But this was no girl-meets- boy coincidence. The young cyclist was working for Personal Security Service, a private detective agency hired by General Motors' European subsidiary, Adam Opel. Its job was to provide proof of industrial espionage by several former GM executives, by then working for its rival, Volkswagen. The woman was part of a large team of PSS sleuths monitoring the private homes of VW managers, in particular that of Jose Ignacio Lopez de Arriortua.

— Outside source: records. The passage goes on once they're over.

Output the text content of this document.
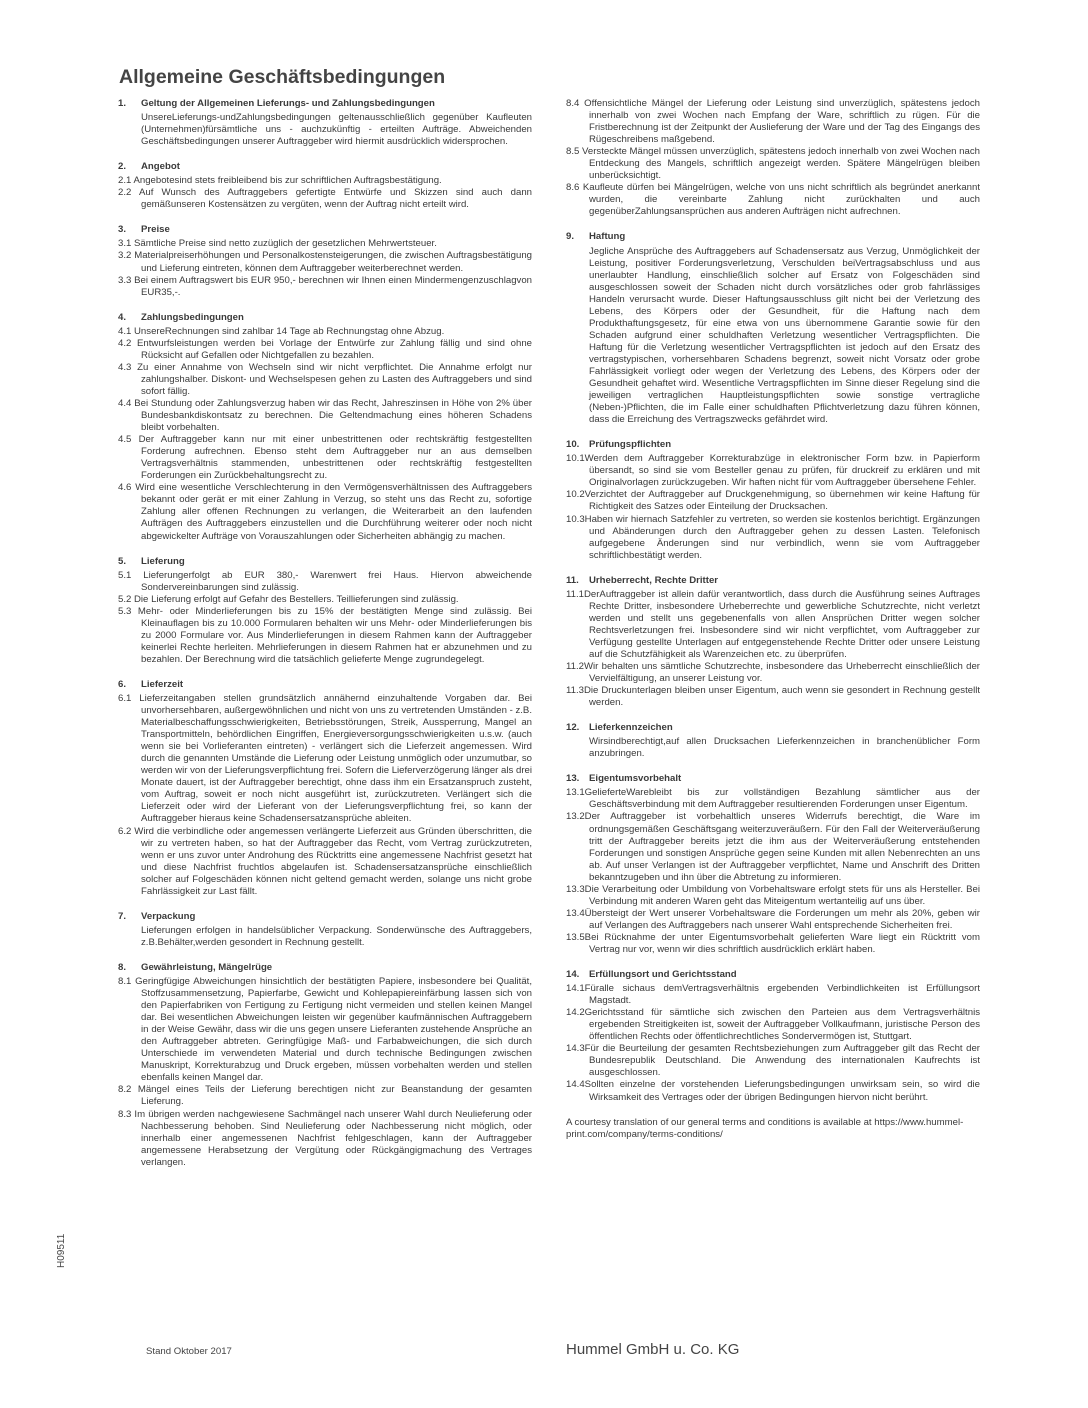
Allgemeine Geschäftsbedingungen
1.	Geltung der Allgemeinen Lieferungs- und Zahlungsbedingungen
UnsereLieferungs-undZahlungsbedingungen geltenausschließlich gegenüber Kaufleuten (Unternehmen)fürsämtliche uns - auchzukünftig - erteilten Aufträge. Abweichenden Geschäftsbedingungen unserer Auftraggeber wird hiermit ausdrücklich widersprochen.
2.	Angebot
2.1 Angebotesind stets freibleibend bis zur schriftlichen Auftragsbestätigung.
2.2 Auf Wunsch des Auftraggebers gefertigte Entwürfe und Skizzen sind auch dann gemäßunseren Kostensätzen zu vergüten, wenn der Auftrag nicht erteilt wird.
3.	Preise
3.1 Sämtliche Preise sind netto zuzüglich der gesetzlichen Mehrwertsteuer.
3.2 Materialpreiserhöhungen und Personalkostensteigerungen, die zwischen Auftragsbestätigung und Lieferung eintreten, können dem Auftraggeber weiterberechnet werden.
3.3 Bei einem Auftragswert bis EUR 950,- berechnen wir Ihnen einen Mindermengenzuschlagvon EUR35,-.
4.	Zahlungsbedingungen
4.1 UnsereRechnungen sind zahlbar 14 Tage ab Rechnungstag ohne Abzug.
4.2 Entwurfsleistungen werden bei Vorlage der Entwürfe zur Zahlung fällig und sind ohne Rücksicht auf Gefallen oder Nichtgefallen zu bezahlen.
4.3 Zu einer Annahme von Wechseln sind wir nicht verpflichtet. Die Annahme erfolgt nur zahlungshalber. Diskont- und Wechselspesen gehen zu Lasten des Auftraggebers und sind sofort fällig.
4.4 Bei Stundung oder Zahlungsverzug haben wir das Recht, Jahreszinsen in Höhe von 2% über Bundesbankdiskontsatz zu berechnen. Die Geltendmachung eines höheren Schadens bleibt vorbehalten.
4.5 Der Auftraggeber kann nur mit einer unbestrittenen oder rechtskräftig festgestellten Forderung aufrechnen. Ebenso steht dem Auftraggeber nur an aus demselben Vertragsverhältnis stammenden, unbestrittenen oder rechtskräftig festgestellten Forderungen ein Zurückbehaltungsrecht zu.
4.6 Wird eine wesentliche Verschlechterung in den Vermögensverhältnissen des Auftraggebers bekannt oder gerät er mit einer Zahlung in Verzug, so steht uns das Recht zu, sofortige Zahlung aller offenen Rechnungen zu verlangen, die Weiterarbeit an den laufenden Aufträgen des Auftraggebers einzustellen und die Durchführung weiterer oder noch nicht abgewickelter Aufträge von Vorauszahlungen oder Sicherheiten abhängig zu machen.
5.	Lieferung
5.1 Lieferungerfolgt ab EUR 380,- Warenwert frei Haus. Hiervon abweichende Sondervereinbarungen sind zulässig.
5.2 Die Lieferung erfolgt auf Gefahr des Bestellers. Teillieferungen sind zulässig.
5.3 Mehr- oder Minderlieferungen bis zu 15% der bestätigten Menge sind zulässig. Bei Kleinauflagen bis zu 10.000 Formularen behalten wir uns Mehr- oder Minderlieferungen bis zu 2000 Formulare vor. Aus Minderlieferungen in diesem Rahmen kann der Auftraggeber keinerlei Rechte herleiten. Mehrlieferungen in diesem Rahmen hat er abzunehmen und zu bezahlen. Der Berechnung wird die tatsächlich gelieferte Menge zugrundegelegt.
6.	Lieferzeit
6.1 Lieferzeitangaben stellen grundsätzlich annähernd einzuhaltende Vorgaben dar. Bei unvorhersehbaren, außergewöhnlichen und nicht von uns zu vertretenden Umständen - z.B. Materialbeschaffungsschwierigkeiten, Betriebsstörungen, Streik, Aussperrung, Mangel an Transportmitteln, behördlichen Eingriffen, Energieversorgungsschwierigkeiten u.s.w. (auch wenn sie bei Vorlieferanten eintreten) - verlängert sich die Lieferzeit angemessen. Wird durch die genannten Umstände die Lieferung oder Leistung unmöglich oder unzumutbar, so werden wir von der Lieferungsverpflichtung frei. Sofern die Lieferverzögerung länger als drei Monate dauert, ist der Auftraggeber berechtigt, ohne dass ihm ein Ersatzanspruch zusteht, vom Auftrag, soweit er noch nicht ausgeführt ist, zurückzutreten. Verlängert sich die Lieferzeit oder wird der Lieferant von der Lieferungsverpflichtung frei, so kann der Auftraggeber hieraus keine Schadensersatzansprüche ableiten.
6.2 Wird die verbindliche oder angemessen verlängerte Lieferzeit aus Gründen überschritten, die wir zu vertreten haben, so hat der Auftraggeber das Recht, vom Vertrag zurückzutreten, wenn er uns zuvor unter Androhung des Rücktritts eine angemessene Nachfrist gesetzt hat und diese Nachfrist fruchtlos abgelaufen ist. Schadensersatzansprüche einschließlich solcher auf Folgeschäden können nicht geltend gemacht werden, solange uns nicht grobe Fahrlässigkeit zur Last fällt.
7.	Verpackung
Lieferungen erfolgen in handelsüblicher Verpackung. Sonderwünsche des Auftraggebers, z.B.Behälter,werden gesondert in Rechnung gestellt.
8.	Gewährleistung, Mängelrüge
8.1 Geringfügige Abweichungen hinsichtlich der bestätigten Papiere, insbesondere bei Qualität, Stoffzusammensetzung, Papierfarbe, Gewicht und Kohlepapiereinfärbung lassen sich von den Papierfabriken von Fertigung zu Fertigung nicht vermeiden und stellen keinen Mangel dar. Bei wesentlichen Abweichungen leisten wir gegenüber kaufmännischen Auftraggebern in der Weise Gewähr, dass wir die uns gegen unsere Lieferanten zustehende Ansprüche an den Auftraggeber abtreten. Geringfügige Maß- und Farbabweichungen, die sich durch Unterschiede im verwendeten Material und durch technische Bedingungen zwischen Manuskript, Korrekturabzug und Druck ergeben, müssen vorbehalten werden und stellen ebenfalls keinen Mangel dar.
8.2 Mängel eines Teils der Lieferung berechtigen nicht zur Beanstandung der gesamten Lieferung.
8.3 Im übrigen werden nachgewiesene Sachmängel nach unserer Wahl durch Neulieferung oder Nachbesserung behoben. Sind Neulieferung oder Nachbesserung nicht möglich, oder innerhalb einer angemessenen Nachfrist fehlgeschlagen, kann der Auftraggeber angemessene Herabsetzung der Vergütung oder Rückgängigmachung des Vertrages verlangen.
8.4 Offensichtliche Mängel der Lieferung oder Leistung sind unverzüglich, spätestens jedoch innerhalb von zwei Wochen nach Empfang der Ware, schriftlich zu rügen. Für die Fristberechnung ist der Zeitpunkt der Auslieferung der Ware und der Tag des Eingangs des Rügeschreibens maßgebend.
8.5 Versteckte Mängel müssen unverzüglich, spätestens jedoch innerhalb von zwei Wochen nach Entdeckung des Mangels, schriftlich angezeigt werden. Spätere Mängelrügen bleiben unberücksichtigt.
8.6 Kaufleute dürfen bei Mängelrügen, welche von uns nicht schriftlich als begründet anerkannt wurden, die vereinbarte Zahlung nicht zurückhalten und auch gegenüberZahlungsansprüchen aus anderen Aufträgen nicht aufrechnen.
9.	Haftung
Jegliche Ansprüche des Auftraggebers auf Schadensersatz aus Verzug, Unmöglichkeit der Leistung, positiver Forderungsverletzung, Verschulden beiVertragsabschluss und aus unerlaubter Handlung, einschließlich solcher auf Ersatz von Folgeschäden sind ausgeschlossen soweit der Schaden nicht durch vorsätzliches oder grob fahrlässiges Handeln verursacht wurde. Dieser Haftungsausschluss gilt nicht bei der Verletzung des Lebens, des Körpers oder der Gesundheit, für die Haftung nach dem Produkthaftungsgesetz, für eine etwa von uns übernommene Garantie sowie für den Schaden aufgrund einer schuldhaften Verletzung wesentlicher Vertragspflichten. Die Haftung für die Verletzung wesentlicher Vertragspflichten ist jedoch auf den Ersatz des vertragstypischen, vorhersehbaren Schadens begrenzt, soweit nicht Vorsatz oder grobe Fahrlässigkeit vorliegt oder wegen der Verletzung des Lebens, des Körpers oder der Gesundheit gehaftet wird. Wesentliche Vertragspflichten im Sinne dieser Regelung sind die jeweiligen vertraglichen Hauptleistungspflichten sowie sonstige vertragliche (Neben-)Pflichten, die im Falle einer schuldhaften Pflichtverletzung dazu führen können, dass die Erreichung des Vertragszwecks gefährdet wird.
10.	Prüfungspflichten
10.1Werden dem Auftraggeber Korrekturabzüge in elektronischer Form bzw. in Papierform übersandt, so sind sie vom Besteller genau zu prüfen, für druckreif zu erklären und mit Originalvorlagen zurückzugeben. Wir haften nicht für vom Auftraggeber übersehene Fehler.
10.2Verzichtet der Auftraggeber auf Druckgenehmigung, so übernehmen wir keine Haftung für Richtigkeit des Satzes oder Einteilung der Drucksachen.
10.3Haben wir hiernach Satzfehler zu vertreten, so werden sie kostenlos berichtigt. Ergänzungen und Abänderungen durch den Auftraggeber gehen zu dessen Lasten. Telefonisch aufgegebene Änderungen sind nur verbindlich, wenn sie vom Auftraggeber schriftlichbestätigt werden.
11.	Urheberrecht, Rechte Dritter
11.1DerAuftraggeber ist allein dafür verantwortlich, dass durch die Ausführung seines Auftrages Rechte Dritter, insbesondere Urheberrechte und gewerbliche Schutzrechte, nicht verletzt werden und stellt uns gegebenenfalls von allen Ansprüchen Dritter wegen solcher Rechtsverletzungen frei. Insbesondere sind wir nicht verpflichtet, vom Auftraggeber zur Verfügung gestellte Unterlagen auf entgegenstehende Rechte Dritter oder unsere Leistung auf die Schutzfähigkeit als Warenzeichen etc. zu überprüfen.
11.2Wir behalten uns sämtliche Schutzrechte, insbesondere das Urheberrecht einschließlich der Vervielfältigung, an unserer Leistung vor.
11.3Die Druckunterlagen bleiben unser Eigentum, auch wenn sie gesondert in Rechnung gestellt werden.
12.	Lieferkennzeichen
Wirsindberechtigt,auf allen Drucksachen Lieferkennzeichen in branchenüblicher Form anzubringen.
13.	Eigentumsvorbehalt
13.1GelieferteWarebleibt bis zur vollständigen Bezahlung sämtlicher aus der Geschäftsverbindung mit dem Auftraggeber resultierenden Forderungen unser Eigentum.
13.2Der Auftraggeber ist vorbehaltlich unseres Widerrufs berechtigt, die Ware im ordnungsgemäßen Geschäftsgang weiterzuveräußern. Für den Fall der Weiterveräußerung tritt der Auftraggeber bereits jetzt die ihm aus der Weiterveräußerung entstehenden Forderungen und sonstigen Ansprüche gegen seine Kunden mit allen Nebenrechten an uns ab. Auf unser Verlangen ist der Auftraggeber verpflichtet, Name und Anschrift des Dritten bekanntzugeben und ihn über die Abtretung zu informieren.
13.3Die Verarbeitung oder Umbildung von Vorbehaltsware erfolgt stets für uns als Hersteller. Bei Verbindung mit anderen Waren geht das Miteigentum wertanteilig auf uns über.
13.4Übersteigt der Wert unserer Vorbehaltsware die Forderungen um mehr als 20%, geben wir auf Verlangen des Auftraggebers nach unserer Wahl entsprechende Sicherheiten frei.
13.5Bei Rücknahme der unter Eigentumsvorbehalt gelieferten Ware liegt ein Rücktritt vom Vertrag nur vor, wenn wir dies schriftlich ausdrücklich erklärt haben.
14.	Erfüllungsort und Gerichtsstand
14.1Füralle sichaus demVertragsverhältnis ergebenden Verbindlichkeiten ist Erfüllungsort Magstadt.
14.2Gerichtsstand für sämtliche sich zwischen den Parteien aus dem Vertragsverhältnis ergebenden Streitigkeiten ist, soweit der Auftraggeber Vollkaufmann, juristische Person des öffentlichen Rechts oder öffentlichrechtliches Sondervermögen ist, Stuttgart.
14.3Für die Beurteilung der gesamten Rechtsbeziehungen zum Auftraggeber gilt das Recht der Bundesrepublik Deutschland. Die Anwendung des internationalen Kaufrechts ist ausgeschlossen.
14.4Sollten einzelne der vorstehenden Lieferungsbedingungen unwirksam sein, so wird die Wirksamkeit des Vertrages oder der übrigen Bedingungen hiervon nicht berührt.
A courtesy translation of our general terms and conditions is available at https://www.hummel-print.com/company/terms-conditions/
H09511
Stand Oktober 2017	Hummel GmbH u. Co. KG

Volkswagen's number two, Mr Lopez, along with several colleagues, is accused by GM of having taken quantities of secret company material before moving to its German competitor in March 1993. Formal criminal investigations are under way on both sides of the Atlantic, but Opel wanted to make its own inquiries. Mr Piazza is a close associate of Mr Lopez - one of his 'centurions' in the crusade to revolutionise car production. PSS must have hoped that, cheek-to-cheek on the dance floor, Mr Piazza would say a little too much.
A spate of revelations about Opel's gumshoe activities has re-ignited the bitter war of the car behemoths. For the first time in the 14 months of the Lopez affair, Volkswagen has sought to recover some moral advantage, mobilising a co- ordinated campaign of senior politicians, executives and lawyers to cast doubt on the entire case against Mr Lopez.

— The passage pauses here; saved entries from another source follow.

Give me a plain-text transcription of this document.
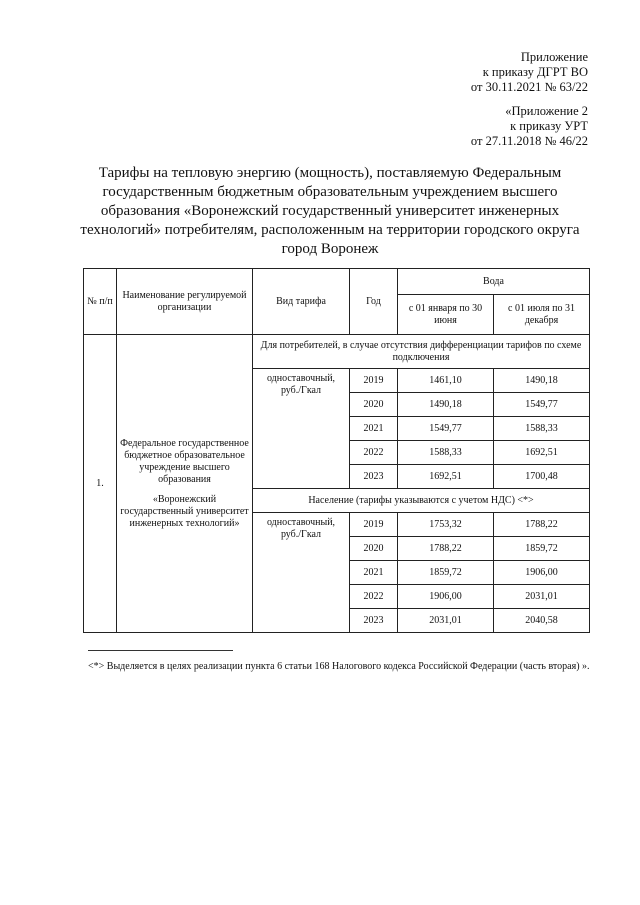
Приложение
к приказу ДГРТ ВО
от 30.11.2021 № 63/22
«Приложение 2
к приказу УРТ
от 27.11.2018 № 46/22
Тарифы на тепловую энергию (мощность), поставляемую Федеральным государственным бюджетным образовательным учреждением высшего образования «Воронежский государственный университет инженерных технологий» потребителям, расположенным на территории городского округа город Воронеж
№ п/п	Наименование регулируемой организации	Вид тарифа	Год	Вода	
				с 01 января по 30 июня	с 01 июля по 31 декабря
1.	Федеральное государственное бюджетное образовательное учреждение высшего образования
«Воронежский государственный университет инженерных технологий»	Для потребителей, в случае отсутствия дифференциации тарифов по схеме подключения			
		одноставочный, руб./Гкал	2019	1461,10	1490,18
			2020	1490,18	1549,77
			2021	1549,77	1588,33
			2022	1588,33	1692,51
			2023	1692,51	1700,48
		Население (тарифы указываются с учетом НДС) <*>			
		одноставочный, руб./Гкал	2019	1753,32	1788,22
			2020	1788,22	1859,72
			2021	1859,72	1906,00
			2022	1906,00	2031,01
			2023	2031,01	2040,58
<*> Выделяется в целях реализации пункта 6 статьи 168 Налогового кодекса Российской Федерации (часть вторая) ».
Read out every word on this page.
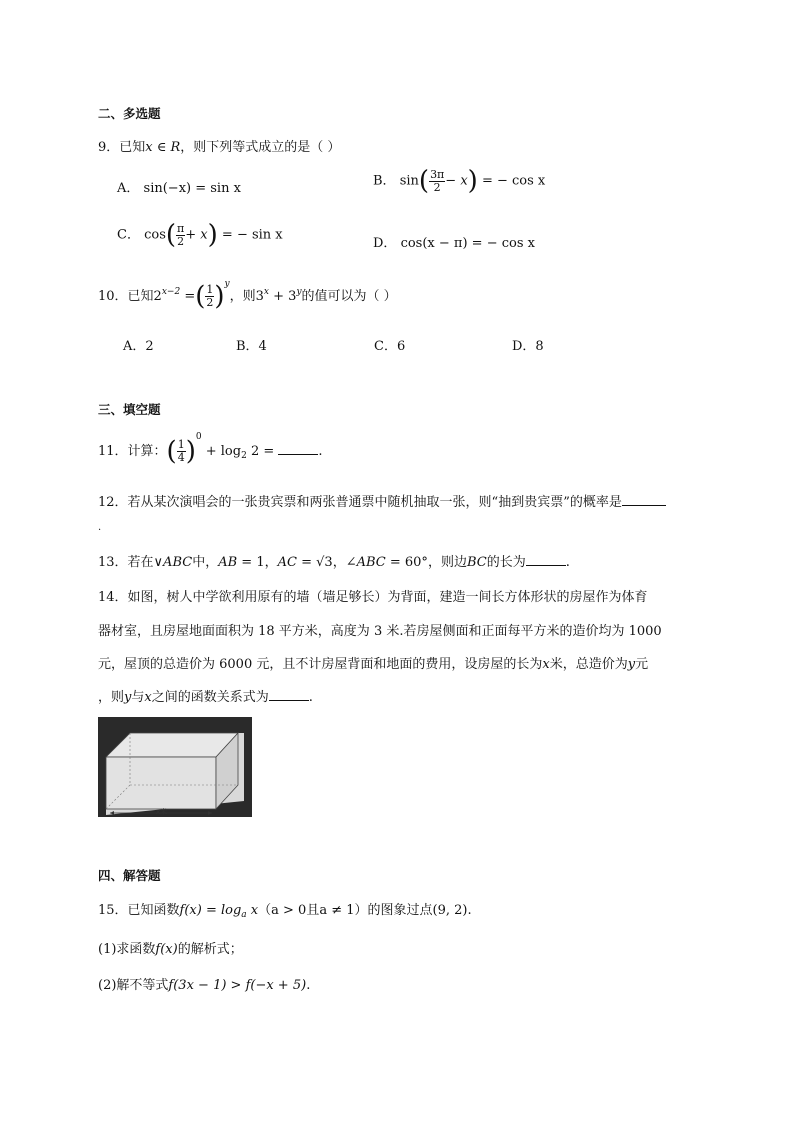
二、多选题
9．已知x ∈ R，则下列等式成立的是（ ）
A． sin(−x) = sin x	B． $\sin( \frac{3\pi}{2} - x)$ = − cos x
C． $\cos( \frac{\pi}{2} + x)$ = − sin x
D． cos(x − π) = − cos x
10．已知$2^{x-2}$ =( $\frac{1}{2} )^y$，则$3^x + 3^y$的值可以为（ ）
A．2	B．4	C．6	D．8
三、填空题
11．计算：( $\frac{1}{4} )^0 + \log_2 2$ =	.
12．若从某次演唱会的一张贵宾票和两张普通票中随机抽取一张，则“抽到贵宾票”的概率是
.
13．若在∨ABC中，AB = 1，AC = √3，∠ABC = 60°，则边BC的长为	.
14．如图，树人中学欲利用原有的墙（墙足够长）为背面，建造一间长方体形状的房屋作为体育
器材室，且房屋地面面积为 18 平方米，高度为 3 米.若房屋侧面和正面每平方米的造价均为 1000
元，屋顶的总造价为 6000 元，且不计房屋背面和地面的费用，设房屋的长为x米，总造价为y元
，则y与x之间的函数关系式为	.
x米
四、解答题
15．已知函数$f(x) = \log_a x(a > 0$且a ≠ 1）的图象过点(9, 2).
(1)求函数f(x)的解析式；
(2)解不等式f(3x − 1) > f(−x + 5).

Richard Schroder, Prime Minister of the state of Lower Saxony, said 'dubious circumstances and methods' had damaged the credibility of the official prosecutors' investigation, and he suggested it should be stopped. Lower Saxony is the dominant shareholder in Volkswagen, and the car maker is the region's main employer.
Ferdinand Piech, VW's chief executive, called for an independent body to assess the conduct of the case. VW's lawyers issued a long statement casting doubt on the correctness of the state prosecutors' methods.
The high point of Volkswagen's counter-offensive came in the form of a television documentary which was aired Wednesday night on Germany's main public channel.
The programme suggested that key evidence against Mr Lopez had been tampered with, and that the state prosecutors' investigations had been biased by the underhand actions of Opel's private sleuths. 'This is no longer the VW affair, but now the Opel affair,' said a Volkswagen spokesman.
As the temperature in the ugly corporate conflict reached boiling point once again, GM accused Mr Schroder, who is deputy chairman on VW's supervisory board, of abusing his political office to sway an independent criminal investigation.
David Herman, the head of Opel, railed against VW's 'insinuations, slander, cover-up attempts, and other defamatory plans'.
The most surprising response was a searing statement from one of Germany's top prosecutors, moved to defend the honour of his colleagues against the onslaught by Mr Schroder and VW.
'There is not the slightest reason to doubt the prosecutors are carrying out this investigation objectively and neutrally,' said Hans-Christoph Schaefer, chief prosecutor for the state of Hesse.
The Darmstadt prosecutors' office, which is leading the criminal investigation against Mr Lopez, said it was common practice for firms to hire private detectives in white-collar crime. It expressed surprise that the actions of the private sleuths had only emerged now that the pressure of the official investigation into Mr Lopez was increasing, since they had been fully recorded for the last 10 months in files that are open to VW's lawyers.
As the insults flew, the spy drama claimed its first victim. Jean Louis Royet, self-proclaimed world champion in knee jerks, has been sacked from the police for taking his extra-curricular activities too seriously. His wife, Dagmar, runs the PSS private detective agency hired by Opel.